I know the episode you are referring to. If I remember right I don't think they disclosed what process they used on the material. It has been a while since I have seen the episode so I could be wrong.


----------



## Joeforbes (Jul 13, 2011)

Barren Realms 007 said:


> Joeforbes said:
> 
> 
> > nickvc said:
> ...




They dissolve the remaining material in AR, it disclosed that much. I just watched it a few days ago haha. It's a very good episode. They actually said that was the only acid combination that could dissolve precious metals (which obviously isn't true). They had another "fact" that was blatantly false, but I don't recall what it was right now.


----------



## nickvc (Jul 14, 2011)

Forgive me if I'm wrong but won't any rhodium in the substrate also dissolve in the initial sulphuric acid treatment, if so this is hardly the ideal method in my honest opinion with the amount of solution compared to the amount of rhodium contained in it.


----------



## bubba (Aug 1, 2011)

nickvc said:


> Forgive me if I'm wrong but won't any rhodium in the substrate also dissolve in the initial sulphuric acid treatment, if so this is hardly the ideal method in my honest opinion with the amount of solution compared to the amount of rhodium contained in it.

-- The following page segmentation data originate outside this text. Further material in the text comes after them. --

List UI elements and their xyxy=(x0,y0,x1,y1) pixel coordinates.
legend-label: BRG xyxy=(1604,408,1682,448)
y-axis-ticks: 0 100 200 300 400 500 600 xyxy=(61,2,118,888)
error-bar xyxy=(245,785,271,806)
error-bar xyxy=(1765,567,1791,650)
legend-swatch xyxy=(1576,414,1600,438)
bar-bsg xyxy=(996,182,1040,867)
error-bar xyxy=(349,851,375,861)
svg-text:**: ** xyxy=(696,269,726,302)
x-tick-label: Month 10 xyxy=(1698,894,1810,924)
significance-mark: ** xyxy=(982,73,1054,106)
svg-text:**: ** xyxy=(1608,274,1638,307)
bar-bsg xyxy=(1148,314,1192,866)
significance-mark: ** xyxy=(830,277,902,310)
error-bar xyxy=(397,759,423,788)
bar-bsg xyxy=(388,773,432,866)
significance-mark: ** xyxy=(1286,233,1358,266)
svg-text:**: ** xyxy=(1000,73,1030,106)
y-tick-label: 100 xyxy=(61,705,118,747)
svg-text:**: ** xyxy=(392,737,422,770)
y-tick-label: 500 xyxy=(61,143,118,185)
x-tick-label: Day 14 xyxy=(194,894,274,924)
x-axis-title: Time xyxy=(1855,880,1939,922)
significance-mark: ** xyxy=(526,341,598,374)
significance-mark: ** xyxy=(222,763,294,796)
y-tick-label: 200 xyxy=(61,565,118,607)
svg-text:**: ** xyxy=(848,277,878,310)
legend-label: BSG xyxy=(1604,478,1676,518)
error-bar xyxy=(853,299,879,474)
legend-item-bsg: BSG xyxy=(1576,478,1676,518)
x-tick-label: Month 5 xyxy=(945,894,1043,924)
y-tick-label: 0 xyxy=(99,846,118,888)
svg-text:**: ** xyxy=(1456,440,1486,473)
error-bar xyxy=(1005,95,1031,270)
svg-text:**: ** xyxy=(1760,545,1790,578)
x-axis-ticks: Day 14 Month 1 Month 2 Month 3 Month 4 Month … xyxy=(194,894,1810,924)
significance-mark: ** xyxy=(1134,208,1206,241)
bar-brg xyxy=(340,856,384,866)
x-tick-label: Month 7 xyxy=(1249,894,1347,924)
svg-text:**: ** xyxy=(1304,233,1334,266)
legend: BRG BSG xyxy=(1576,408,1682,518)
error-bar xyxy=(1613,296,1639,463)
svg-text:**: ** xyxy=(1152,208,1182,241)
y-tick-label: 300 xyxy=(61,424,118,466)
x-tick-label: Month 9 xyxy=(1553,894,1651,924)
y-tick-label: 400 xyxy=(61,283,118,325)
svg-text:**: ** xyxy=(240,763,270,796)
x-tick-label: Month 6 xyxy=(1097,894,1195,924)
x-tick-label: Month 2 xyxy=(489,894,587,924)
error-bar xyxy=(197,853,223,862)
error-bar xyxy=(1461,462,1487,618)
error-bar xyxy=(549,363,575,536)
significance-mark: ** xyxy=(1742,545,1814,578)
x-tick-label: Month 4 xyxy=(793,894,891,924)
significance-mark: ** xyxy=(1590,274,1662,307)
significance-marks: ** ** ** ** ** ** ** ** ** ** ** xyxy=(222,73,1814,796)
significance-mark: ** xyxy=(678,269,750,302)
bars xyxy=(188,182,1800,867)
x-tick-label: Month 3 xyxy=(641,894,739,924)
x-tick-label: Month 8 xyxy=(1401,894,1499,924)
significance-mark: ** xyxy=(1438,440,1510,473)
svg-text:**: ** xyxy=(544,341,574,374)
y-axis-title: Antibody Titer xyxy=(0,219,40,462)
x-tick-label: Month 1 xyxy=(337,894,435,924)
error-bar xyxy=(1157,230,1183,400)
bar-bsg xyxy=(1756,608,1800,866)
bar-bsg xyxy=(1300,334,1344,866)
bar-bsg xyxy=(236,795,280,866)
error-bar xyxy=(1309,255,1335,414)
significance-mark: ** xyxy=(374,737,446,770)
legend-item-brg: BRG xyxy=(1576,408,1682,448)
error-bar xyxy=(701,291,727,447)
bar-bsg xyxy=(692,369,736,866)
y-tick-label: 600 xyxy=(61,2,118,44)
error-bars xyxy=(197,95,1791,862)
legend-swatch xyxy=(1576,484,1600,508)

Rhodium does not cooperate with even the most thought out processes, and that is a damn fact, and if you are not recovering 96-98%, you can't compete with a smelter. And a 50 kg reaction vessel? so you will run 25 converters at a time? Absolutely NOT cost effective.


----------



## nickvc (Aug 1, 2011)

I've seen many so called refining machines over my years in this business and wouldn't give more than a couple of hundred bucks for any of them. They are all by definition limited as to what they can and can't do, I'd still stick to beakers on heating elements or buckets with bucket heaters if your refining small scale or treating a variety of materials, been able to scale up or down easily and cheaply so long as you have a good knowledge of the refining processes takes some beating on price and in application. These machines seem to find a home with those that don't want to learn how to refine but just want to switch it on and have a finished product come out the other end, if you have money to spend on producing a top of the line catalytic convertor set up I'd rather employ Lou or 4metals to design a system, allowing for the fact that they might not have the time or inclination to do so, but at least you would know it would be flexible and work and to it's full capability.
The reality is, as Bubba stated, that in volume you just can't beat the big boys chemically refining because of the PGMs left in the substrate and he should know as I'm fairly sure he spent loads of time and money trying.


----------



## skippy (Aug 1, 2011)

bubba said:


> Rhodium does not cooperate with even the most thought out processes, and that is a damn fact, and if you are not recovering 96-98%, you can't compete with a smelter. And a 50 kg reaction vessel? so you will run 25 converters at a time? Absolutely NOT cost effective.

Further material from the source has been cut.